Video Generation Models Are Good Latent Reward Models
Authors: Xiaoyue Mi, Wenqing Yu, Jiesong Lian, Shibo Jie, Ruizhe Zhong, Zijun Liu, Guozhen Zhang, Zixiang Zhou, Zhiyong Xu, Yuan Zhou, Qinglin Lu, Fan Tang
First: 2025-11-26T16:14:18+00:00 · Latest: 2025-12-23T15:17:06+00:00
Abstract
Reward feedback learning (ReFL) has proven effective for aligning image generation with human preferences. However, its extension to video generation faces significant challenges. Existing video reward models rely on vision-language models designed for pixel-space inputs, confining ReFL optimization to near-complete denoising steps after computationally expensive VAE decoding. This pixel-space approach incurs substantial memory overhead and increased training time, and its late-stage optimization lacks early-stage supervision, refining only visual quality rather than fundamental motion dynamics and structural coherence. In this work, we show that pre-trained video generation models are naturally suited for reward modeling in the noisy latent space, as they are explicitly designed to process noisy latent representations at arbitrary timesteps and inherently preserve temporal information through their sequential modeling capabilities. Accordingly, we propose Process Reward Feedback Learning~(PRFL), a framework that conducts preference optimization entirely in latent space, enabling efficient gradient backpropagation throughout the full denoising chain without VAE decoding. Extensive experiments demonstrate that PRFL significantly improves alignment with human preferences, while achieving substantial reductions in memory consumption and training time compared to RGB ReFL.
中文标题/摘要
标题:视频生成模型是良好的潜在空间奖励模型
奖励反馈学习(ReFL)已被证明对于使图像生成与人类偏好对齐非常有效。然而,将其扩展到视频生成面临着重大挑战。现有的视频奖励模型依赖于为像素空间输入设计的视觉语言模型,这将ReFL优化限制在昂贵的VAE解码之后的近完全去噪步骤中。这种像素空间的方法会产生大量的内存开销并增加训练时间,而且其后期优化缺乏早期监督,仅能优化视觉质量而不能优化基本的运动动态和结构一致性。在本文中,我们展示了预训练的视频生成模型天然适合在噪声潜在空间中进行奖励建模,因为它们明确设计为可以处理任意时间步的噪声潜在表示,并通过其序列建模能力内在地保留时间信息。因此,我们提出了过程奖励反馈学习(PRFL)框架,该框架完全在潜在空间中进行偏好优化,从而在整个去噪链中实现高效的梯度反向传播,而无需VAE解码。广泛的实验表明,PRFL在提高与人类偏好的对齐程度方面具有显著优势,同时与RGB ReFL相比实现了显著的内存消耗和训练时间减少。
Summary / 总结
This work addresses the challenge of applying reward feedback learning (ReFL) to video generation by proposing Process Reward Feedback Learning (PRFL). PRFL leverages pre-trained video generation models to optimize preferences in the noisy latent space, avoiding the need for computationally expensive VAE decoding. This approach reduces memory usage and training time while improving alignment with human preferences.

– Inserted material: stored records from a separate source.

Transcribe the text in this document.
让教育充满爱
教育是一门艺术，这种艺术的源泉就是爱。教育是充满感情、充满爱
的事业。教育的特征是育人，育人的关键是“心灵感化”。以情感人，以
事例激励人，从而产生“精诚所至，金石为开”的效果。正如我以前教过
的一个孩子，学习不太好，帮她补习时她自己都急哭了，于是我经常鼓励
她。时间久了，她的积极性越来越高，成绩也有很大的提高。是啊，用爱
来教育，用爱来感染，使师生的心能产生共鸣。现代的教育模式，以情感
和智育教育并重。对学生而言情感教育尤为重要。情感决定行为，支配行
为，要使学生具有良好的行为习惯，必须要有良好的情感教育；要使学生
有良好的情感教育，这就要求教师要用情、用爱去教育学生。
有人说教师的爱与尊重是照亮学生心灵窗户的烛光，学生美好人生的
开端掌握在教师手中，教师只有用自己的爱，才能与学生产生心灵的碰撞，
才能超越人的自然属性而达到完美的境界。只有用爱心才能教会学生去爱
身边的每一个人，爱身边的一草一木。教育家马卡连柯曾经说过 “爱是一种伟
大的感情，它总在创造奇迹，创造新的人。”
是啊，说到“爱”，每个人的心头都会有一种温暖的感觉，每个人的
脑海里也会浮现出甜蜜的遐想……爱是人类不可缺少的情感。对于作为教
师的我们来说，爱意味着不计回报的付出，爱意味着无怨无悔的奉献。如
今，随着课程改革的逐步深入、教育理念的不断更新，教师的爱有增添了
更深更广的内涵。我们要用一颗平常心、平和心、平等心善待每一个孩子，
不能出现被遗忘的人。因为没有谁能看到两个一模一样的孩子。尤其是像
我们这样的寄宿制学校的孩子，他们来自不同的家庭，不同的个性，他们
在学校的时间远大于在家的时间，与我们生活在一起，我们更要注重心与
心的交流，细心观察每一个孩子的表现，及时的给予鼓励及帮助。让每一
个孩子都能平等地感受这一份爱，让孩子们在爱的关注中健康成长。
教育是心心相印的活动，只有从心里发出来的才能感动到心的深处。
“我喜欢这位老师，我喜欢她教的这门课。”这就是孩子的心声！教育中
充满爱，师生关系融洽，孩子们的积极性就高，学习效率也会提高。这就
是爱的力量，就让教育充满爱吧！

Key findings include significant improvements in preference alignment and substantial reductions in memory and training time compared to traditional RGB ReFL methods.
本文提出了Process Reward Feedback Learning (PRFL) 方法来解决将奖励反馈学习 (ReFL) 应用于视频生成的问题。PRFL 利用预训练的视频生成模型在噪声的潜在空间中优化偏好,避免了昂贵的 VAE 解码。这种方法减少了内存消耗和训练时间,同时在人类偏好匹配方面优于传统的 RGB ReFL 方法。